As early as 1919, he gave an acclaimed performance as Carlsson in the first film adaptation of The People of Hemsö.

In 1933 he was engaged at Dramaten, where he worked as both an actor and director. Here he staged, among other things, Hjalmar Söderberg's play Aftonstjärnan.

He was involved in the first Swedish experiments with speech film around 1930. Rune Carlsten was affiliated with Radiotjänst from 1930 and was a board member of Drottningholmsteatern's Friends.

In 1942, Carlsten made an acclaimed film adaptation of the recently deceased Hjalmar Söderberg's novel Doctor Glas, in which he appeared as a screenwriter, director, and actor.

Rune Carlsten was the son of the wholesaler Eric Carlsten and Hilma Maria Herdin.
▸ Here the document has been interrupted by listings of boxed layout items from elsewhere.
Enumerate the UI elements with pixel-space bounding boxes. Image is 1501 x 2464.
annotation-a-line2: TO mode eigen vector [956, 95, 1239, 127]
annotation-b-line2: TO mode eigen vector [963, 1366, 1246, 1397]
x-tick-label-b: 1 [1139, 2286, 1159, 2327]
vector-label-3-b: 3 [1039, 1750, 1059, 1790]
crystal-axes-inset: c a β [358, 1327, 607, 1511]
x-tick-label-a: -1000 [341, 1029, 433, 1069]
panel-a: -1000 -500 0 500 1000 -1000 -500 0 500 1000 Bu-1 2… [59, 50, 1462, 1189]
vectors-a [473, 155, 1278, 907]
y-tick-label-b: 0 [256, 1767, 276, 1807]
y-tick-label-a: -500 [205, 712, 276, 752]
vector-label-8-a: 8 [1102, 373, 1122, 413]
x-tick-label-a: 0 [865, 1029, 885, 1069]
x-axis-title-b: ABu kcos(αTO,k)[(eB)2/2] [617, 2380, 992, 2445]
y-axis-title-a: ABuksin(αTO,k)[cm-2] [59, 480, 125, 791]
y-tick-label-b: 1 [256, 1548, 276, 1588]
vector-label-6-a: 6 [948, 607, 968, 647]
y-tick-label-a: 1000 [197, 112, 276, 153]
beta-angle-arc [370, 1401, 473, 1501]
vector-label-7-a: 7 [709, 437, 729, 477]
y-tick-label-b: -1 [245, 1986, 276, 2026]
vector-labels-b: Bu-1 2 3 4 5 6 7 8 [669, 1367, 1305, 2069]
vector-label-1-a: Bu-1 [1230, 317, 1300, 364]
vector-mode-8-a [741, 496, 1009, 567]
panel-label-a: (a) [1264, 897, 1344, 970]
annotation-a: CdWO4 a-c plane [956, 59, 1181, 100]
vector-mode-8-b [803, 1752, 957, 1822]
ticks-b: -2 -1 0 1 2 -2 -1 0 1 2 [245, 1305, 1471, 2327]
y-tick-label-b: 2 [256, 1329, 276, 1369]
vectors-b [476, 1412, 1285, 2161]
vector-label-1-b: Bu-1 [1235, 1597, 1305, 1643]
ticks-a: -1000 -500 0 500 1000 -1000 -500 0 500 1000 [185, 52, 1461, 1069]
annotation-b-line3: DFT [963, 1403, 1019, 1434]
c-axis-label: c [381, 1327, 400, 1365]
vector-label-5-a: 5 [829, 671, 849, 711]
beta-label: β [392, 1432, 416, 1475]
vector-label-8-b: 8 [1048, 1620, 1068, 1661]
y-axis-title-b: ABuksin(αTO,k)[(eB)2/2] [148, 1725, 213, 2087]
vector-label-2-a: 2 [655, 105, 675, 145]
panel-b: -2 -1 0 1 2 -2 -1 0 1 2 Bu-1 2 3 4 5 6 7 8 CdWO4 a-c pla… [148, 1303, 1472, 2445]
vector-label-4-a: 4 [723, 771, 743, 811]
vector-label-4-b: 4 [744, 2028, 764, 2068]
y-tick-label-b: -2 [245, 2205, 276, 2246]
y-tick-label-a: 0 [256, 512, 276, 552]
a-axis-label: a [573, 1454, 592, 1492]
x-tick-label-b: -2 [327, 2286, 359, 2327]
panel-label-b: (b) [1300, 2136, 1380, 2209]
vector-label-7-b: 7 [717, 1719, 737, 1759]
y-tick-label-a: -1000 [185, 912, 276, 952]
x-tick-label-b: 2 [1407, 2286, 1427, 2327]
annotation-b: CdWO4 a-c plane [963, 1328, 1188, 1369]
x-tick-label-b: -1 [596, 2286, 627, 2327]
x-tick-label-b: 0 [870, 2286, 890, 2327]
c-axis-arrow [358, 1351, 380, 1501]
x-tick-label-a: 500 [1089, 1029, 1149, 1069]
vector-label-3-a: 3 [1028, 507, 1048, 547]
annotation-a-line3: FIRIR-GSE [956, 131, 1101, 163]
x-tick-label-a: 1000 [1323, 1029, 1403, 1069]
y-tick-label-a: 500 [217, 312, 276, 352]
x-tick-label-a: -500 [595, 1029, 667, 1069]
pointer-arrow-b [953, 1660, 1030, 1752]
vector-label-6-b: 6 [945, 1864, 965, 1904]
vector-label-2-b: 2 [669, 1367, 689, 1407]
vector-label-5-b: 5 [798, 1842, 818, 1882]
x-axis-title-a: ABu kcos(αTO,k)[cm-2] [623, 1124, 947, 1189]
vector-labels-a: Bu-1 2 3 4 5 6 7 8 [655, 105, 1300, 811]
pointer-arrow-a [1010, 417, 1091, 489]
During the years 1916–1923, he was married to the actress Anna Peréus. From 1925 he was married to the actress Dora Söderberg, the daughter of Hjalmar Söderberg. Their son, Rolf Carlsten, became an actor and director.

Carlsten is buried at the Northern Cemetery in Stockholm.

==Selected filmography==
- Ett farligt frieri (1919)
- Dangerous Paradise (1931)
- Half Way to Heaven (1931)
- Tired Theodore (1931)
- Longing for the Sea (1931)
- Wife for a Day (1933)
- The Marriage Game (1935)
- Conflict (1937)
- Mot nya tider (1939)
- Frestelse (1940)
- Fransson the Terrible (1941)
- Home from Babylon (1941)
- Lasse-Maja (1941)
- Doctor Glas (1942)
- General von Döbeln (1942)
- The Sin of Anna Lans (1943)
- Mister Collins' Adventure (1943)
- The Invisible Wall (1944)
- Count Only the Happy Moments (1944)
- Maria of Kvarngarden (1945)
- Black Roses (1945)
- The Serious Game (1945)
- Classmates (1952)
- Salka Valka (1954)

== Bibliography ==
- Waldman, Harry. Missing Reels: Lost Films of American and European Cinema. McFarland, 2000.